“She thinks dead right. The animal society’s got a lot of rich swells behind it,” the soda boy asserted.
“That oughtn’t to surprise you,” the stout girl remarked, turning on her thin friend. “You heard that lady from Park Avenue”—how she sneered the word lady—“call that bow-legged little boy a monster because she thought he was mistreating a yellow pup.”
With her soda-water still untasted she turned back to me. “Little bow-legs said he was seven, but he didn’t look to be more than five. He’d been playing in the park with his younger brother and sister, and was taking them home. One of the younger ones was leading the pup, had a string in its collar. They’d got as far as Park Avenue when madame pounced on them. The names she called those three kids!”
“The pup was a poor, dear helpless doggie,” the thin girl giggled.
“She said the pup was half-starved,” the stout girl went on. “I believe she was right about that. The children didn’t look as if either of them had ever had a square meal.”
“That’s the way they all are—those rich women,” asserted a man in overalls, who was standing at the prescription-counter. “They think more of animals than of their own kind. What did youse say to the jane?”
“Who, us?” the thin girl giggled between draws on her straw. “We kept out of her sight. We work in a specialty shop on Fifth Avenue, and she was one of our regular customers.”
“’Fraid of you job,” the man in overalls commented. “Knockin’ the bread out your own mouth wouldn’t help the kids none.”

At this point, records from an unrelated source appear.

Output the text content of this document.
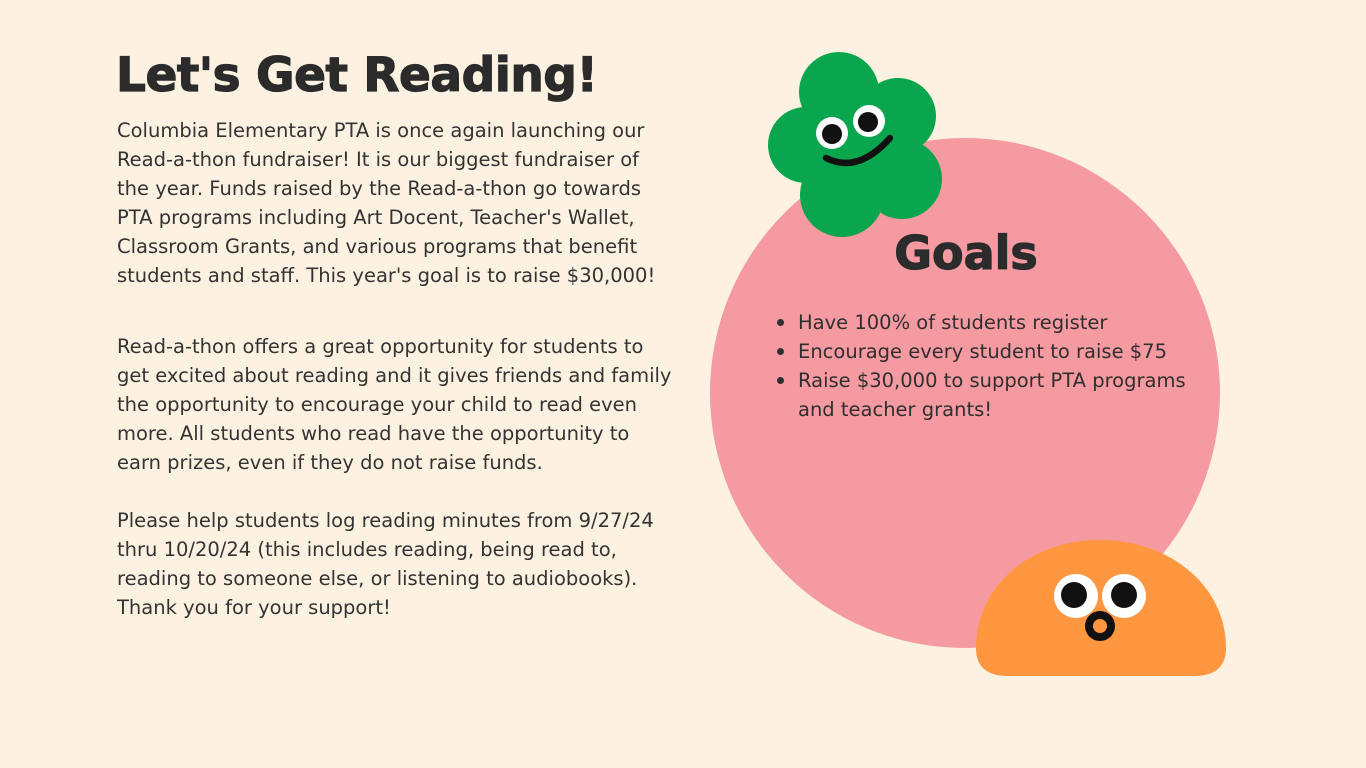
Let's Get Reading!

Columbia Elementary PTA is once again launching our Read-a-thon fundraiser! It is our biggest fundraiser of the year. Funds raised by the Read-a-thon go towards PTA programs including Art Docent, Teacher's Wallet, Classroom Grants, and various programs that benefit students and staff. This year's goal is to raise $30,000!

Read-a-thon offers a great opportunity for students to get excited about reading and it gives friends and family the opportunity to encourage your child to read even more. All students who read have the opportunity to earn prizes, even if they do not raise funds.

Please help students log reading minutes from 9/27/24 thru 10/20/24 (this includes reading, being read to, reading to someone else, or listening to audiobooks). Thank you for your support!

Goals
Have 100% of students register
Encourage every student to raise $75
Raise $30,000 to support PTA programs and teacher grants!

“It would help the kids if we’d make the city government clean the tenement streets instead of wasting time dusting in front of vacant houses. They don’t get much more than dust, and those houses are vacant ten months in the year,” the stout girl asserted, as staring at me she waited for me to reply.
“If we lived up to our national professions,” I said, putting into words the thought that had been in my mind since the first day I began to work in the tenements, “the street-cleaners would begin in the tenements, where the greatest number would be benefited. In a democracy where the majority is supposed to rule, human life should be considered before property—babies should be more valuable than empty houses.”